通常状態では、機器の電源を入れると、HDDの内部でデータを読み取る磁気ヘッド(レコード針のような部品)が、データの書き込まれているディスク上を浮遊し、データの読み書きを行っています。
泥水や砂ぼこりが内部に紛れてしまうと、この磁気ヘッドとディスクの間に異物が入り込み、ディスクにひっかき傷をつけてしまうケースがあります。これが「スクラッチ障害」です。何度も通電を試すことでディスク上の傷が深くなり、最悪の場合データの取り出し自体が不可能となります。機器が動くかどうか焦る気持ちをぐっと抑えて、電源の入り切りは行わずに、そのままの状態で保管してください。
③水や精製水で洗い流さない
ご相談いただく方のなかには、自身で機器を解体し、付着した泥を水や精製水で洗浄される方がいらっしゃいますが、おすすめできません。水や精製水で洗い流すことで、表面上の汚れは取れたように見えても、目に見えない細かい汚れは付着したままです。また、専用設備がない状態だと、洗い流した後の後処理を正確に行えないため、結果的にHDDの腐食を進めることに繋がります。

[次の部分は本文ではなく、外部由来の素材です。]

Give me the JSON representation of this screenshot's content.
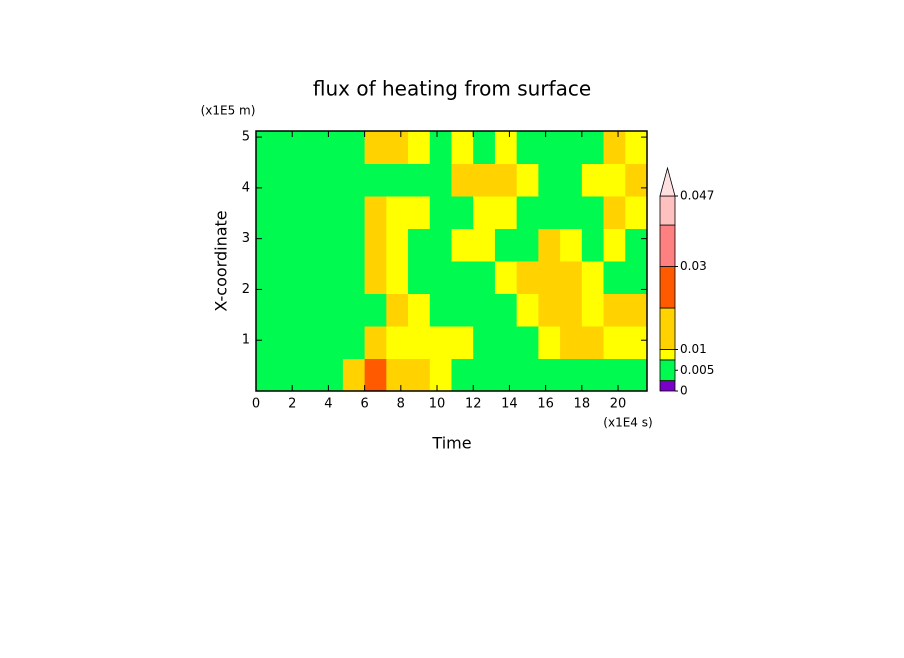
{
  "chart_data": {
    "type": "contour",
    "title": "flux of heating from surface",
    "xlabel": "Time",
    "ylabel": "X-coordinate",
    "x_unit": "(x1E4 s)",
    "y_unit": "(x1E5 m)",
    "xlim": [
      0,
      21.6
    ],
    "ylim": [
      0,
      5.12
    ],
    "xticks": [
      0,
      2,
      4,
      6,
      8,
      10,
      12,
      14,
      16,
      18,
      20
    ],
    "yticks": [
      1,
      2,
      3,
      4,
      5
    ],
    "x": [
      0.6,
      1.8,
      3,
      4.2,
      5.4,
      6.6,
      7.8,
      9,
      10.2,
      11.4,
      12.6,
      13.8,
      15,
      16.2,
      17.4,
      18.6,
      19.8,
      21
    ],
    "y": [
      0.32,
      0.96,
      1.6,
      2.24,
      2.88,
      3.52,
      4.16,
      4.8
    ],
    "z": [
      [
        0.004,
        0.004,
        0.004,
        0.004,
        0.015,
        0.025,
        0.015,
        0.015,
        0.009,
        0.004,
        0.004,
        0.004,
        0.004,
        0.004,
        0.004,
        0.004,
        0.004,
        0.004
      ],
      [
        0.004,
        0.004,
        0.004,
        0.004,
        0.004,
        0.015,
        0.009,
        0.009,
        0.009,
        0.009,
        0.004,
        0.004,
        0.004,
        0.009,
        0.015,
        0.015,
        0.009,
        0.009
      ],
      [
        0.004,
        0.004,
        0.004,
        0.004,
        0.004,
        0.004,
        0.015,
        0.009,
        0.004,
        0.004,
        0.004,
        0.004,
        0.009,
        0.015,
        0.015,
        0.009,
        0.015,
        0.015
      ],
      [
        0.004,
        0.004,
        0.004,
        0.004,
        0.004,
        0.015,
        0.009,
        0.004,
        0.004,
        0.004,
        0.004,
        0.009,
        0.015,
        0.015,
        0.015,
        0.009,
        0.004,
        0.004
      ],
      [
        0.004,
        0.004,
        0.004,
        0.004,
        0.004,
        0.015,
        0.009,
        0.004,
        0.004,
        0.009,
        0.009,
        0.004,
        0.004,
        0.015,
        0.009,
        0.004,
        0.009,
        0.004
      ],
      [
        0.004,
        0.004,
        0.004,
        0.004,
        0.004,
        0.015,
        0.009,
        0.009,
        0.004,
        0.004,
        0.009,
        0.009,
        0.004,
        0.004,
        0.004,
        0.004,
        0.015,
        0.009
      ],
      [
        0.004,
        0.004,
        0.004,
        0.004,
        0.004,
        0.004,
        0.004,
        0.004,
        0.004,
        0.015,
        0.015,
        0.015,
        0.009,
        0.004,
        0.004,
        0.009,
        0.009,
        0.015
      ],
      [
        0.004,
        0.004,
        0.004,
        0.004,
        0.004,
        0.015,
        0.015,
        0.009,
        0.004,
        0.009,
        0.004,
        0.009,
        0.004,
        0.004,
        0.004,
        0.004,
        0.015,
        0.009
      ]
    ],
    "colorbar": {
      "lim": [
        0,
        0.047
      ],
      "ticks": [
        0,
        0.005,
        0.01,
        0.03,
        0.047
      ],
      "boundaries": [
        0,
        0.0025,
        0.0075,
        0.01,
        0.02,
        0.03,
        0.04,
        0.047
      ],
      "colors": [
        "#7a00c8",
        "#00fa50",
        "#ffff00",
        "#ffd200",
        "#ff5a00",
        "#ff8080",
        "#ffc0c0"
      ],
      "extend_color": "#ffe0e0"
    }
  }
}
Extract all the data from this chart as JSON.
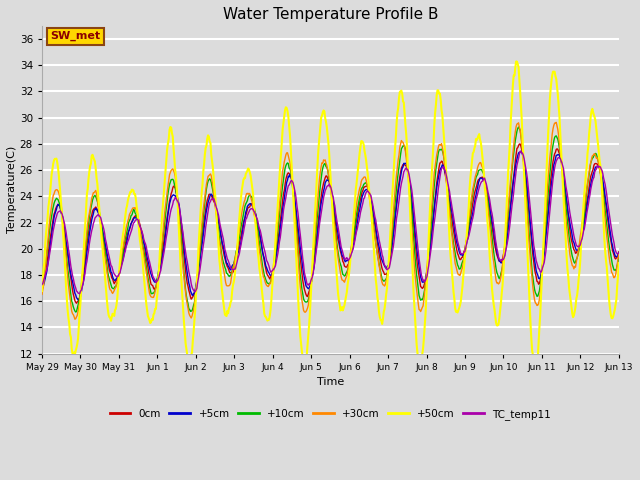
{
  "title": "Water Temperature Profile B",
  "xlabel": "Time",
  "ylabel": "Temperature(C)",
  "ylim": [
    12,
    37
  ],
  "yticks": [
    12,
    14,
    16,
    18,
    20,
    22,
    24,
    26,
    28,
    30,
    32,
    34,
    36
  ],
  "bg_color": "#dcdcdc",
  "annotation": "SW_met",
  "annotation_color": "#8B0000",
  "annotation_bg": "#FFD700",
  "annotation_edge": "#8B4513",
  "series": [
    {
      "label": "0cm",
      "color": "#cc0000",
      "lw": 1.0
    },
    {
      "label": "+5cm",
      "color": "#0000cc",
      "lw": 1.0
    },
    {
      "label": "+10cm",
      "color": "#00bb00",
      "lw": 1.0
    },
    {
      "label": "+30cm",
      "color": "#ff8800",
      "lw": 1.0
    },
    {
      "label": "+50cm",
      "color": "#ffff00",
      "lw": 1.5
    },
    {
      "label": "TC_temp11",
      "color": "#aa00aa",
      "lw": 1.0
    }
  ],
  "tick_labels": [
    "May 29",
    "May 30",
    "May 31",
    "Jun 1",
    "Jun 2",
    "Jun 3",
    "Jun 4",
    "Jun 5",
    "Jun 6",
    "Jun 7",
    "Jun 8",
    "Jun 9",
    "Jun 10",
    "Jun 11",
    "Jun 12",
    "Jun 13"
  ],
  "n_points": 720,
  "duration_days": 15
}
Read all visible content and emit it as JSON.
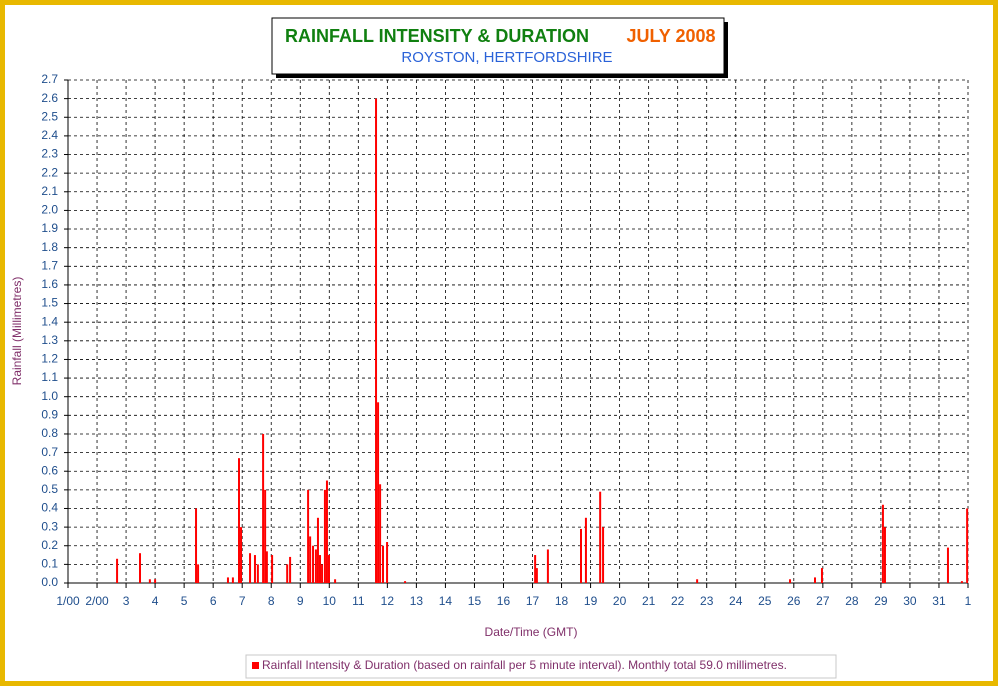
{
  "chart_data": {
    "type": "bar",
    "title": "RAINFALL INTENSITY & DURATION",
    "period": "JULY 2008",
    "subtitle": "ROYSTON, HERTFORDSHIRE",
    "y_label": "Rainfall (Millimetres)",
    "x_label": "Date/Time (GMT)",
    "xlim": [
      1,
      32
    ],
    "xticks": [
      {
        "value": 1,
        "label": "1/00"
      },
      {
        "value": 2,
        "label": "2/00"
      },
      3,
      4,
      5,
      6,
      7,
      8,
      9,
      10,
      11,
      12,
      13,
      14,
      15,
      16,
      17,
      18,
      19,
      20,
      21,
      22,
      23,
      24,
      25,
      26,
      27,
      28,
      29,
      30,
      31,
      {
        "value": 32,
        "label": "1"
      }
    ],
    "ylim": [
      0,
      2.7
    ],
    "yticks": [
      {
        "value": 0,
        "label": "0.0"
      },
      0.1,
      0.2,
      0.3,
      0.4,
      0.5,
      0.6,
      0.7,
      0.8,
      0.9,
      {
        "value": 1,
        "label": "1.0"
      },
      1.1,
      1.2,
      1.3,
      1.4,
      1.5,
      1.6,
      1.7,
      1.8,
      1.9,
      {
        "value": 2,
        "label": "2.0"
      },
      2.1,
      2.2,
      2.3,
      2.4,
      2.5,
      2.6,
      2.7
    ],
    "grid": true,
    "x": [
      2.69,
      3.48,
      3.82,
      4.0,
      5.41,
      5.48,
      6.51,
      6.68,
      6.89,
      6.96,
      7.27,
      7.44,
      7.54,
      7.72,
      7.79,
      7.85,
      8.03,
      8.55,
      8.65,
      9.27,
      9.34,
      9.44,
      9.54,
      9.61,
      9.68,
      9.75,
      9.85,
      9.92,
      9.99,
      10.2,
      11.61,
      11.68,
      11.75,
      11.85,
      11.99,
      12.61,
      17.09,
      17.15,
      17.53,
      18.67,
      18.84,
      19.33,
      19.43,
      22.67,
      25.87,
      26.73,
      26.97,
      29.07,
      29.14,
      31.31,
      31.79,
      31.97
    ],
    "series": [
      {
        "name": "Rainfall Intensity & Duration (based on rainfall per 5 minute interval). Monthly total 59.0 millimetres.",
        "color": "#ff0000",
        "values": [
          0.13,
          0.16,
          0.02,
          0.02,
          0.4,
          0.1,
          0.03,
          0.03,
          0.67,
          0.3,
          0.16,
          0.15,
          0.1,
          0.8,
          0.5,
          0.17,
          0.15,
          0.1,
          0.14,
          0.5,
          0.25,
          0.2,
          0.18,
          0.35,
          0.15,
          0.1,
          0.5,
          0.55,
          0.15,
          0.02,
          2.6,
          0.97,
          0.53,
          0.2,
          0.22,
          0.01,
          0.15,
          0.08,
          0.18,
          0.29,
          0.35,
          0.49,
          0.3,
          0.02,
          0.02,
          0.03,
          0.08,
          0.42,
          0.3,
          0.19,
          0.01,
          0.4
        ]
      }
    ]
  }
}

デジタルデータリカバリーでは、水没や泥をかぶった機器の場合、専用の洗浄設備を用いて、物理復旧のスペシャリストであるエンジニアが1つ1つ手作業で汚れを落としています。自身で洗い流す前に、まずは専門業者へ相談してください。
④急な落雷・停電に備えた対策を
水没以外にも、台風時は急な落雷・停電に注意が必要です。突然切電されることにより、データが消失したり、作動していたシステムの停止や、機器が動かなくなるケースがあります。台風が接近している際には、事前対策としてデータのバックアップをとった上で機器の電源を切り、安全な状態で保管することが大切です。
通常、HDDの寿命は4~5年と言われています。